Les instituts de sondage en plein conflits d’intérêts ?

Qui se cachent derrière les instituts de sondages qui nous indiquent des mois à l’avance les intentions de vote ? Intrigués, deux citoyens anonymes ont mené leur propre enquête et révèlent, dans une vidéo argumentée publiée sur YouTube, le microcosme qu’il existe entre les instituts de sondage, la politique, le monde des médias et celui des affaires. Leurs conclusions laissent songeur.

La vidéo « Il était une fois… les instituts de sondage » interpelle sur le petit monde qui gravite autour des structures à l’origine des enquêtes d’opinion. Elle met en lumière « des conflits d’intérêts en cascade » qui appelle à utiliser cet outil avec prudence. Des outils malheureusement largement utilisés par les médias de masse pour anticiper les votes, avec le risque d’influencer les indécis.

Source

Un microcosme surprenant

Le monde des médias, celui de la politique et celui des entreprises privées forment un entre-soi très fermé au sein duquel gravitent des personnes très proches les unes des autres. Non seulement, il est très fréquent qu’une même personne possède plusieurs journaux, tout en étant principal actionnaire de grandes entreprises, mais en plus, cet univers est traversé de liens amicaux ou familiaux, transformant le tout en véritable microcosme social. À titre d’exemple, Il était une fois… les instituts de sondage montre que Patrick Drahi possède Libération, Le Parisien et L’Express, mais aussi SFR et Virgin Mobile. Autre exemple, celui de la fille de Bernard Arnault (Président de LVMH et possesseur du Journal Les Echos) qui est la compagne de Xavier Niel, un des trois co-actionnaires du journal Le Monde.

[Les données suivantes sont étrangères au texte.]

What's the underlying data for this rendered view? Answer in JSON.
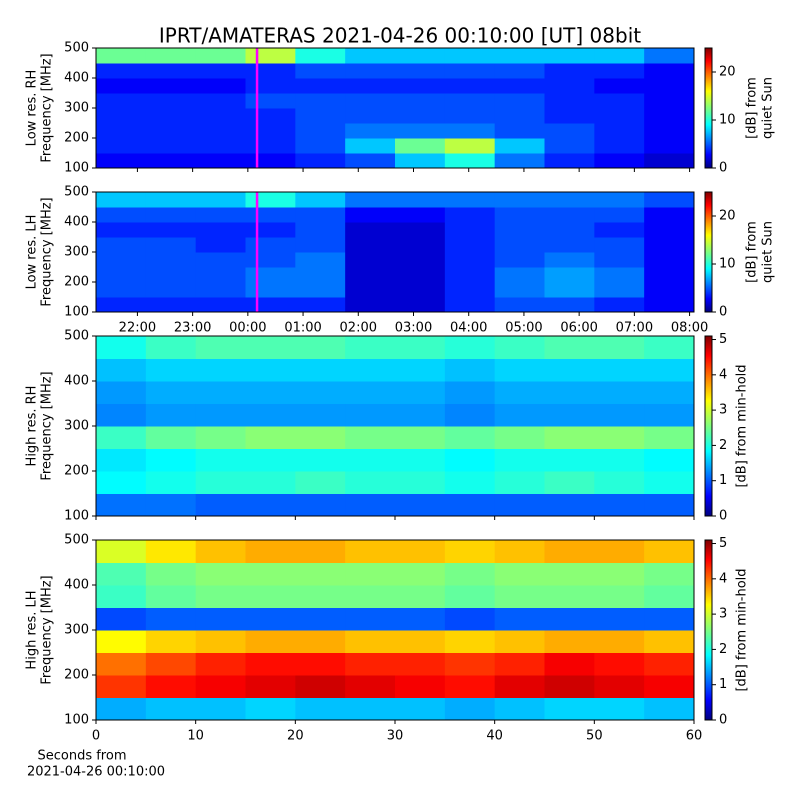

Les instituts de sondage sont tout autant concernés par la problématique. Vincent Bolloré, Président du groupe de même nom et Président des conseils de surveillance de Canal+ et de Vivendi, possède, par l’intermédiaire du groupe Bolloré, l’institut CSA, chargé d’études de marché et d’enquêtes d’opinion. L’industriel s’est fait remarquer à plusieurs reprises pour ses tentatives (parfois réussies) de torpiller certains reportages. Autre exemple, celui d’Opinion Way, dont le « Directeur de Cabinet Hugues Cazenave a commencé sa carrière dans le Cabinet de Gérard Longuet, d’abords RPR puis UMP ». Malheureusement, ces situations, parfois ubuesques, présentent un étrange mélange entre intérêts politiques et intérêts financiers. La vidéo, qui souligne toute la complexité des méthodes pour sonder l’opinion, n’appelle pas pour autant à crier à la conspiration. En revanche, les liens étroits entre le monde de l’information, celui de la politique et le milieu économique interrogent, doivent interroger !

La vidéo

https://www.youtube.com/watch?v=VHKNZo0Oco8

Deux citoyens engagés à l’origine de la vidéo

La vidéo a été conçue par Isabeau et son compagnon, deux citoyens qui tiennent à rester anonymes. Ce couple d’enseignants, qui s’attachent à développer « l’esprit critique » de leurs élèves en leur apprenant à « analyser, comprendre, être empathique, rechercher les sources, les intentions d’un auteur », ont été interpellés par l’utilisation médiatique des sondages et ont décidé de creuser la question. Refusant la télévision, ils s’informent « de préférence sur des médias indépendants », notamment Mediapart, ainsi que des chaînes YouTube, parmi lesquelles le Fil d’Actu, Osons Causer et Demos Kratos. Il y a quelques semaines, à l’occasion des résultats de la primaire socialiste, ces deux citoyens ont commencé à s’intéresser au mécanisme des commandes de sondages par les médias.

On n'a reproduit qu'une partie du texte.